Politiques

une prime aux soignants sous conditions

“Il m’est arrivé de passer des nuits à pleurer, à masser mes patients, à prier pour eux.” Alissia Lohéac est aide-soignante à Montpellier (Hérault), mais avec la crise sanitaire liée au Covid-19, elle est venue en renfort à l’hôpital Tenon, à Paris. Elle ne pourra pas bénéficier de la prime aux soignants de 1 500 €. Pourtant, le 25 mars, Emmanuel Macron avait annoncé cette aide destinée à “l’ensemble des personnels soignants, comme l’ensemble des fonctionnaires mobilisés, afin de majorer les heures supplémentaires effectuées, et sous forme d’une prise exceptionnelle pour pouvoir accompagner financièrement cette reconnaissance”. Une reconnaissance qui se fait cependant sous conditions.

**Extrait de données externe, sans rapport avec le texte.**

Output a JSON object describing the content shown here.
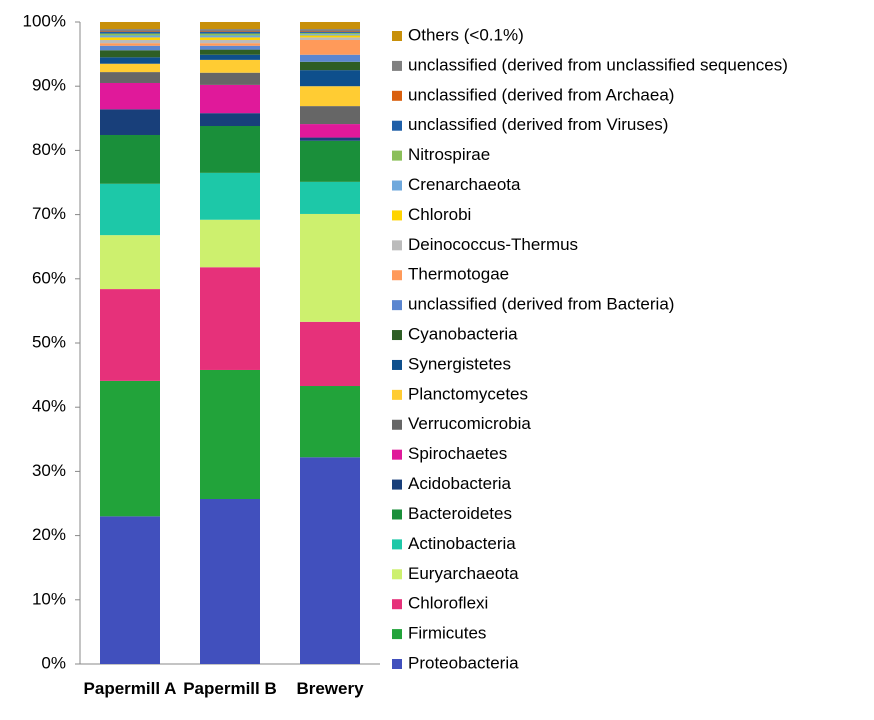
{
  "chart_data": {
    "type": "stacked_bar",
    "categories": [
      "Papermill A",
      "Papermill B",
      "Brewery"
    ],
    "ylim": [
      0,
      100
    ],
    "yticks": [
      {
        "value": 0,
        "label": "0%"
      },
      {
        "value": 10,
        "label": "10%"
      },
      {
        "value": 20,
        "label": "20%"
      },
      {
        "value": 30,
        "label": "30%"
      },
      {
        "value": 40,
        "label": "40%"
      },
      {
        "value": 50,
        "label": "50%"
      },
      {
        "value": 60,
        "label": "60%"
      },
      {
        "value": 70,
        "label": "70%"
      },
      {
        "value": 80,
        "label": "80%"
      },
      {
        "value": 90,
        "label": "90%"
      },
      {
        "value": 100,
        "label": "100%"
      }
    ],
    "series": [
      {
        "name": "Proteobacteria",
        "color": "#4150bd",
        "values": [
          23.0,
          25.7,
          32.2
        ]
      },
      {
        "name": "Firmicutes",
        "color": "#22a33a",
        "values": [
          21.1,
          20.1,
          11.1
        ]
      },
      {
        "name": "Chloroflexi",
        "color": "#e6317a",
        "values": [
          14.3,
          16.0,
          10.0
        ]
      },
      {
        "name": "Euryarchaeota",
        "color": "#cdf06e",
        "values": [
          8.4,
          7.4,
          16.8
        ]
      },
      {
        "name": "Actinobacteria",
        "color": "#1dc8a8",
        "values": [
          8.0,
          7.3,
          5.0
        ]
      },
      {
        "name": "Bacteroidetes",
        "color": "#1a8f3a",
        "values": [
          7.6,
          7.3,
          6.4
        ]
      },
      {
        "name": "Acidobacteria",
        "color": "#183f7a",
        "values": [
          4.0,
          2.0,
          0.5
        ]
      },
      {
        "name": "Spirochaetes",
        "color": "#e0199a",
        "values": [
          4.1,
          4.4,
          2.1
        ]
      },
      {
        "name": "Verrucomicrobia",
        "color": "#666666",
        "values": [
          1.7,
          1.9,
          2.8
        ]
      },
      {
        "name": "Planctomycetes",
        "color": "#ffcc33",
        "values": [
          1.3,
          2.0,
          3.1
        ]
      },
      {
        "name": "Synergistetes",
        "color": "#0e4f8c",
        "values": [
          1.0,
          0.8,
          2.5
        ]
      },
      {
        "name": "Cyanobacteria",
        "color": "#2e5e25",
        "values": [
          1.1,
          0.8,
          1.3
        ]
      },
      {
        "name": "unclassified (derived from Bacteria)",
        "color": "#5b86d0",
        "values": [
          0.7,
          0.6,
          1.1
        ]
      },
      {
        "name": "Thermotogae",
        "color": "#ff9a5a",
        "values": [
          0.4,
          0.4,
          2.3
        ]
      },
      {
        "name": "Deinococcus-Thermus",
        "color": "#bbbbbb",
        "values": [
          0.5,
          0.5,
          0.4
        ]
      },
      {
        "name": "Chlorobi",
        "color": "#ffd400",
        "values": [
          0.4,
          0.4,
          0.3
        ]
      },
      {
        "name": "Crenarchaeota",
        "color": "#6fa8dc",
        "values": [
          0.3,
          0.3,
          0.2
        ]
      },
      {
        "name": "Nitrospirae",
        "color": "#8bbf5a",
        "values": [
          0.3,
          0.3,
          0.2
        ]
      },
      {
        "name": "unclassified (derived from Viruses)",
        "color": "#1f5fa8",
        "values": [
          0.3,
          0.3,
          0.2
        ]
      },
      {
        "name": "unclassified (derived from Archaea)",
        "color": "#d95f0e",
        "values": [
          0.1,
          0.1,
          0.1
        ]
      },
      {
        "name": "unclassified (derived from unclassified sequences)",
        "color": "#808080",
        "values": [
          0.3,
          0.3,
          0.3
        ]
      },
      {
        "name": "Others (<0.1%)",
        "color": "#c8900a",
        "values": [
          1.1,
          1.1,
          1.1
        ]
      }
    ]
  }
}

Dans le décret, publié le 14 mai et consolidé le 10 juin, il est indiqué que pour bénéficier d’une prime, les personnels hospitaliers devaient être présents au moins 30 jours entre le 1er mars et le 30 avril. Alissia, elle, est arrivée au pic de l’épidémie, le 10 avril, et elle reste mobilisée jusqu’à fin juin, sans pouvoir toucher la prime. “Au début, on annonce des choses, mais au fur et à mesure, il y a des petits astérisques qui arrivent, et au final, on se rend compte qu’on n’est jamais dans les bons critères. On a pris contact avec notre cadre supérieur qui nous a répondu clairement qu’il fallait déjà qu’on s’estime heureux, en fin de compte, de toucher plus en intérimaire qu’une infirmière titulaire”, explique-t-elle. À l’hôpital Tenon, ils sont une dizaine dans la même situation.